Oczywiście jury trzymało nas w niepewności i najpierw podało maksymalną ilość punktów czyli 1360, po czym dodało, że osoba, która zdobyła 2 miejsce, ma ich 1056, co według mnie było naprawdę bardzo dobrym i bardzo wysokim wynikiem!

„Drugie miejsce z ilością 1056 punktów, zdobyła…” i tu słyszę swoje imię i nazwisko!

Nawet nie wiem co powiedzieć Wam, co czułam w tamtym momencie… Radość? Zaskoczenie? W końcu było tyle osób, moim zdaniem lepszych ode mnie. Do tej pory w sumie dalej nie wierzę, że zaszłam aż tak daleko, ale blender stojący w kuchni mi o tym przypomina ;-).

Tym większym zaskoczeniem było to, że różnica pomiędzy 2, a 1 miejscem wyniosła tylko 10 punktów!

Pierwsze miejsce zdobyła Marysia, czego Jej bardzo gratuluję, ponieważ w pełni zasłużyła na wygraną.

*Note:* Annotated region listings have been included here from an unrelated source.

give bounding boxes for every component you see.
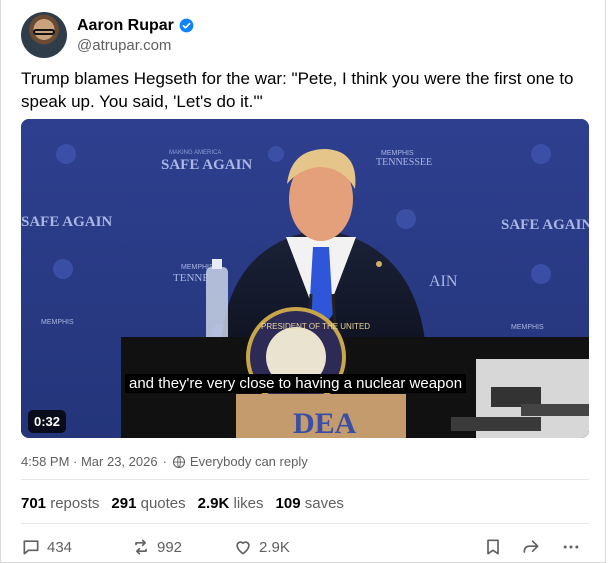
- likes-stat[interactable]: 2.9K likes: [198, 495, 264, 512]
- reply-count: 434: [47, 538, 73, 556]
- repost-button[interactable]: 992: [131, 537, 182, 557]
- backdrop-memphis-3: MEMPHIS: [41, 319, 74, 326]
- ellipsis-icon: [563, 545, 579, 549]
- author-handle[interactable]: @atrupar.com: [77, 37, 194, 54]
- bookmark-icon: [487, 539, 499, 555]
- post-text: Trump blames Hegseth for the war: "Pete,…: [21, 69, 574, 111]
- post-card: Aaron Rupar @atrupar.com Trump blames He…: [0, 0, 606, 563]
- verified-badge-icon: [179, 18, 194, 33]
- meta-separator: ·: [162, 454, 167, 469]
- post-header: Aaron Rupar @atrupar.com: [21, 12, 194, 58]
- video-duration: 0:32: [28, 410, 67, 433]
- like-count: 2.9K: [259, 538, 290, 556]
- author-names: Aaron Rupar @atrupar.com: [77, 17, 194, 54]
- reposts-stat[interactable]: 701 reposts: [21, 495, 99, 512]
- more-options-button[interactable]: [561, 537, 587, 557]
- post-stats: 701 reposts 291 quotes 2.9K likes 109 sa…: [21, 495, 356, 512]
- backdrop-tennessee-1: TENNESSEE: [376, 157, 432, 168]
- backdrop-safe-again-2: SAFE AGAIN: [21, 214, 112, 230]
- save-button[interactable]: [483, 537, 509, 557]
- backdrop-memphis-4: MEMPHIS: [511, 324, 544, 331]
- reply-button[interactable]: 434: [21, 537, 72, 557]
- share-button[interactable]: [521, 537, 547, 557]
- share-arrow-icon: [523, 540, 539, 553]
- saves-stat[interactable]: 109 saves: [276, 495, 344, 512]
- post-actions: 434 992 2.9K: [21, 537, 589, 559]
- post-timestamp[interactable]: 4:58 PM · Mar 23, 2026: [21, 454, 158, 469]
- backdrop-tenne: TENNE: [173, 272, 209, 284]
- repost-icon: [135, 539, 147, 555]
- video-caption: and they're very close to having a nucle…: [125, 374, 467, 393]
- divider-top: [21, 479, 589, 480]
- backdrop-safe-again-1: SAFE AGAIN: [161, 157, 252, 173]
- divider-bottom: [21, 523, 589, 524]
- box-dea-text: DEA: [293, 407, 357, 438]
- reply-icon: [23, 540, 39, 555]
- like-button[interactable]: 2.9K: [233, 537, 290, 557]
- quotes-stat[interactable]: 291 quotes: [111, 495, 185, 512]
- heart-icon: [236, 541, 250, 555]
- avatar[interactable]: [21, 12, 67, 58]
- backdrop-ain: AIN: [429, 273, 458, 290]
- author-display-name[interactable]: Aaron Rupar: [77, 17, 174, 35]
- backdrop-safe-again-3: SAFE AGAIN: [501, 217, 589, 233]
- post-meta: 4:58 PM · Mar 23, 2026 · Everybody can r…: [21, 454, 308, 469]
- reply-setting-text: Everybody can reply: [189, 454, 308, 469]
- backdrop-memphis-1: MEMPHIS: [381, 150, 414, 157]
- seal-text: PRESIDENT OF THE UNITED: [261, 322, 370, 331]
- reply-setting-icon: [172, 455, 185, 468]
- repost-count: 992: [157, 538, 183, 556]
- backdrop-making-america: MAKING AMERICA: [169, 150, 221, 156]
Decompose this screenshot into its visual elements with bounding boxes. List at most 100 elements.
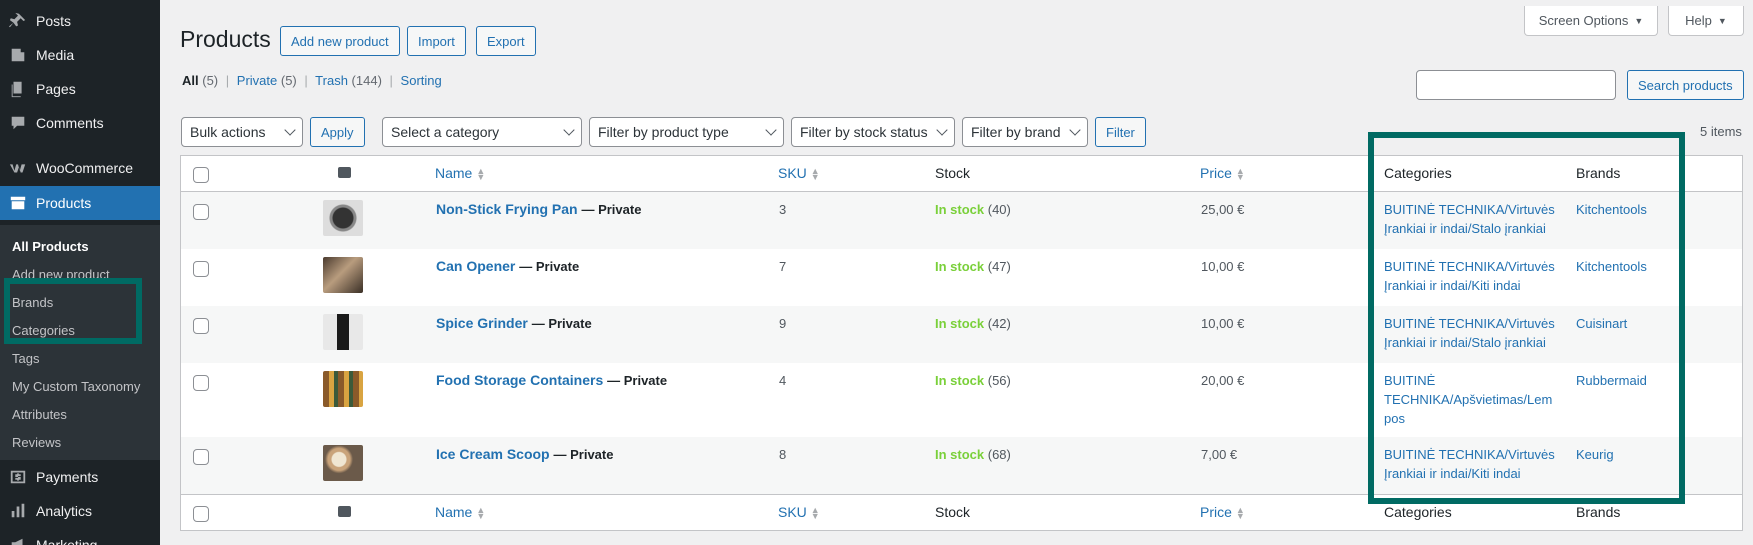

Na sam koniec przygotowano dla nas tort oraz pokaz otwierania szampana za pomocą szabli, w wykonaniu Pana Marka.

I tak oto dobiegł do końca IV półfinał konkursu BlogerChef, więc pora na podziękowania!

Chciałabym serdecznie podziękować:
  • Mojemu zespołowi - Paulinie, Laurze i Joasi, za ogromną pomoc przy przygotowaniu moich dań, bez Was by się to nie udało! 
  • Organizatorom, Kasi i Markowi, za to, że pozwolono mi wziąć udział w konkursie, poprzez wyróżnienie moich przepisów. Dziękuję Wam również za świetną organizację całej imprezy.
  • Hotelowi Poziom 511 – za miłe ugoszczenie nas, członkom jury – p. Markowi i p. Damianowi, za tak dobre ocenienie mojego dania, jak również za pomoc merytoryczną. Również członkom zespołu hotelowej kuchni, ponieważ kurczak piekł się właśnie w piecu w niej, a to by się nie udało bez pomocy osób, które znały się na jego obsłudze.
  • Panu Mirosławowi Drewniakowi również za bardzo wysoką ocenę mojego dania oraz za wskazówki i rady, oraz miłe rozmowy w trakcie gotowania.
  • Przedstawicielom sponsorów, a w szczególności Paniom zajmujących się marką Kenwood – bez Waszej pomocy nie udałoby się nam dobrze obsługiwać sprzętów, które mieliśmy do dyspozycji.
  • Mojemu mężowi Mateuszowi, za to, że był tam ze mną, podtrzymywał mnie na duchu swoją obecnością, oraz za to, że dzięki Niemu mam bardzo obszerną relację foto&video! ;-)
  • Rodzinie, przyjaciołom, znajomym, którzy mocno we mnie wierzyli i trzymali kciuki, za to, aby wszystko się udało!



Zdjęcia bez znaku wodnego pochodzą od organizatorów lub patronów medialnych.